Like no other industry, aviation is rife with stress factors for employees—intense physiological, psychological, and environmental stressors. This is owing not only to a heavy workload and demanding regulations, but also the safety of millions of passengers and goods entrusted to commercial airline and freight transport personnel on a daily basis. All job roles play an integral part of this chain—pilots, flight attendants, air traffic controllers, ground crew, security, maintenance personnel and more. One study indicates that 70% of surgeons agree that stress doesn’t impact their performance, while only 26% of pilots said the same. Dynamic environments can also raise stress levels. Psychological factors include personal issues, on-the-job experiences, mental health, and relationships. All these stressors limit peak performance, impacting productivity and also creating vulnerability to legal liability.
Energy & Utilities
As part of the nation’s critical infrastructure, public and privately held energy and utility companies are high profile targets for cyber attacks from nation states and other bad actors. In addition to local municipalities, our National defense, critical infrastructure and manufacturing facilities all depend on reliable energy and utilities. Every day these power distribution networks are under threat from external and internal bad actors employing logic bombs, back doors, phishing scams and other attempts to infiltrate and compromise these networks. Angry customers, environmental groups, hacktivists and criminals also present threats, both from the outside and enabled by insiders, who can be lured with social engineering, financial gain and other incentives. It goes without saying that insider knowledge can be a significant expedient to any of these threat vectors.

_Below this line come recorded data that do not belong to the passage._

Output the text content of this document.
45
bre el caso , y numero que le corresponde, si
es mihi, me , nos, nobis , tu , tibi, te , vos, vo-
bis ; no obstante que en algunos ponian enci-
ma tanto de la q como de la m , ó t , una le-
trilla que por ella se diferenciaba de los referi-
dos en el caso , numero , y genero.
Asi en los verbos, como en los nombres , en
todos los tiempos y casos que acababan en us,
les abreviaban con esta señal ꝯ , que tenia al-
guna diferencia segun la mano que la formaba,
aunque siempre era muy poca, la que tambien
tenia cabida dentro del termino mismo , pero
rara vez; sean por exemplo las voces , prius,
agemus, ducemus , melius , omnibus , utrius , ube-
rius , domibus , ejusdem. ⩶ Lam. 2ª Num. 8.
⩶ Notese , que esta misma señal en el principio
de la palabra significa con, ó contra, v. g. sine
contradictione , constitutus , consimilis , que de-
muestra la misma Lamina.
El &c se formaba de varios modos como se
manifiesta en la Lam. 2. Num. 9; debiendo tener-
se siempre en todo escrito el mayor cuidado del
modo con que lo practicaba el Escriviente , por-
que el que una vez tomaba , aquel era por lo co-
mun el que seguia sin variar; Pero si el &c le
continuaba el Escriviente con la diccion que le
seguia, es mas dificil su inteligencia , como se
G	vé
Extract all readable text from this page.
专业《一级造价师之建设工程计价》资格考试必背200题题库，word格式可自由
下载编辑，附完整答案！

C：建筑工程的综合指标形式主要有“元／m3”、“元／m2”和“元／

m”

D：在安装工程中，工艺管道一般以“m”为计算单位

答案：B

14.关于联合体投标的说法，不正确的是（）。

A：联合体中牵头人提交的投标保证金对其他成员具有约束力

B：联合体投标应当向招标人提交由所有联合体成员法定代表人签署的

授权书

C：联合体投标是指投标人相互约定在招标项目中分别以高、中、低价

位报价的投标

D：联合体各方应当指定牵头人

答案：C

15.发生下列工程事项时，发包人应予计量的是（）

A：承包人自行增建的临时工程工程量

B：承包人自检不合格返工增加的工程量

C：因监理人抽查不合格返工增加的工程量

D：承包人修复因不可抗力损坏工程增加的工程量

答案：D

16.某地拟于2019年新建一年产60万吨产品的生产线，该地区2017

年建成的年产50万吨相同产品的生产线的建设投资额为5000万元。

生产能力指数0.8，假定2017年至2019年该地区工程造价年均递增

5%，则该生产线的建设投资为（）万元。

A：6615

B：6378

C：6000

Recent reporting indicates attacks are growing in volume and sophistication—compromises can be a result of accidents or willful insider schemes, but in either case, a proactive, holistic understanding of your workforce behaviors and stressors inside and outside the workplace is critical. A 2008 report by DHS identified that many critical and key resource (CIKR) operators lack awareness of the threat insiders pose. Additionally, DHS also warned as early as 2011 of the danger of insiders obtaining influential positions in energy and utility companies for the purpose of malfeasance. The best defense against the complex threat landscape is a trusted workforce through engaged and informed leadership, supported by ongoing, complaint and bias-free risk monitoring.